Este 14 de enero se cumplen seis meses, seis, del terrible percance que sufría en Pamplona el Maestro Rafaelillo.
Cada mes, casa semana, cada día, cada hora, cada minuto, cada segundo, cada gesto para inspirar aire... Seis meses duros, muy duros, tanto como sólo él sabe, porque los ha padecido en sus carnes (nunca mejor dicho).
Y tras el día, la noche. La interminable noche. El verano, con sus calores. El otoño, con tantas incertidumbres por la falta de consolidación de algunas de las fracturas. El invierno ya ahora, con esa angustiosa sensación de estar todavía a un 70 por ciento de recuperación y a un tris de que su nombre empiece a colgar de los primeros carteles de la temporada.
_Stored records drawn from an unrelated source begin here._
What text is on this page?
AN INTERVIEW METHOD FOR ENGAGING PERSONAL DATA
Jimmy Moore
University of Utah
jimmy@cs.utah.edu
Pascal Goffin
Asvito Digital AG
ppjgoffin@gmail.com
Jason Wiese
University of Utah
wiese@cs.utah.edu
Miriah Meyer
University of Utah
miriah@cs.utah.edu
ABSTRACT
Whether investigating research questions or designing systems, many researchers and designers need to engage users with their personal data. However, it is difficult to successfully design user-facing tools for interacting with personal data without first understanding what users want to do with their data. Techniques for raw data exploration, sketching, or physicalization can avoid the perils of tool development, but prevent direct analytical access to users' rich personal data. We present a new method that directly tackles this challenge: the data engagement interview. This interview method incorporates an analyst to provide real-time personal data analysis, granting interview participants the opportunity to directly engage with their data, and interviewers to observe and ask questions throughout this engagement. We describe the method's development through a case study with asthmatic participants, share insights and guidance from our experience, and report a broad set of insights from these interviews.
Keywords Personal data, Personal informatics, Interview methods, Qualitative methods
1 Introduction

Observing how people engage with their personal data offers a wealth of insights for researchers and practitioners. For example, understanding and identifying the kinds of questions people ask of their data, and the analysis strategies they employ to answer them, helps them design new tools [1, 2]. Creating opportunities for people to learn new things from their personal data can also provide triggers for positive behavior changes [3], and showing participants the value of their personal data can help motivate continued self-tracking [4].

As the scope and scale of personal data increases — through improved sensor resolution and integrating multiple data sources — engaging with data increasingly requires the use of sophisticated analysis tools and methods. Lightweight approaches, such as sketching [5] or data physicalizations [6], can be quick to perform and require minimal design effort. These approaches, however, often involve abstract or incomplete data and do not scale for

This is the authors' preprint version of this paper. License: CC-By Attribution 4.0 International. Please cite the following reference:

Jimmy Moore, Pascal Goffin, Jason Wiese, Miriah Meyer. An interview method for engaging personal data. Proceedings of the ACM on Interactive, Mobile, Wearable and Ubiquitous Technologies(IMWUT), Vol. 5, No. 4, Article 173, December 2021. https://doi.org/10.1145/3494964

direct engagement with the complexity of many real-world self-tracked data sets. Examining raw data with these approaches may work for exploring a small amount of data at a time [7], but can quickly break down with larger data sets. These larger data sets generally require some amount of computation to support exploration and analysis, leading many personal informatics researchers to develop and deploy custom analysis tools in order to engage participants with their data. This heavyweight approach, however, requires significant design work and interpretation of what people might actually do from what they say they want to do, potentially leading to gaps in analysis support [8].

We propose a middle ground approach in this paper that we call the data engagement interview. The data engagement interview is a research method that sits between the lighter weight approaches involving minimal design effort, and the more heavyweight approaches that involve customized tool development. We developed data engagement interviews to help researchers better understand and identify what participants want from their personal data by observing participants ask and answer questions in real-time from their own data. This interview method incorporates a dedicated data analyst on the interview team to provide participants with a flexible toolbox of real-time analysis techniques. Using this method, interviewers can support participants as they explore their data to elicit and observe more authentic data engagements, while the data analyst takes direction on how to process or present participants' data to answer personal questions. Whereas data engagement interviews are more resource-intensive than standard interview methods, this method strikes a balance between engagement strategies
Pero ese vértigo en vez de agobiarle le va a ayudar a pensar aún más en el toro, a tener nuevos y mayores estímulos de superación. Estamos hablando de un tipo que ya ha superado varias veces el más difícil todavía. Quienes conocen la vida, la trayectoria, el currículum de nuestro querido Rafael, saben perfectamente de lo que hablo.
Sirvan estas humildes letras, nacidas desde mi más íntima admiración, para darle un abrazo al hombre cuyos hombros tendrán que soportar el peso de la chaquetilla de torear para volver a ponerse delante de un nuevo toro de Miura en el Coliseo francés de Arles el próximo mes de abril. Dios mediante.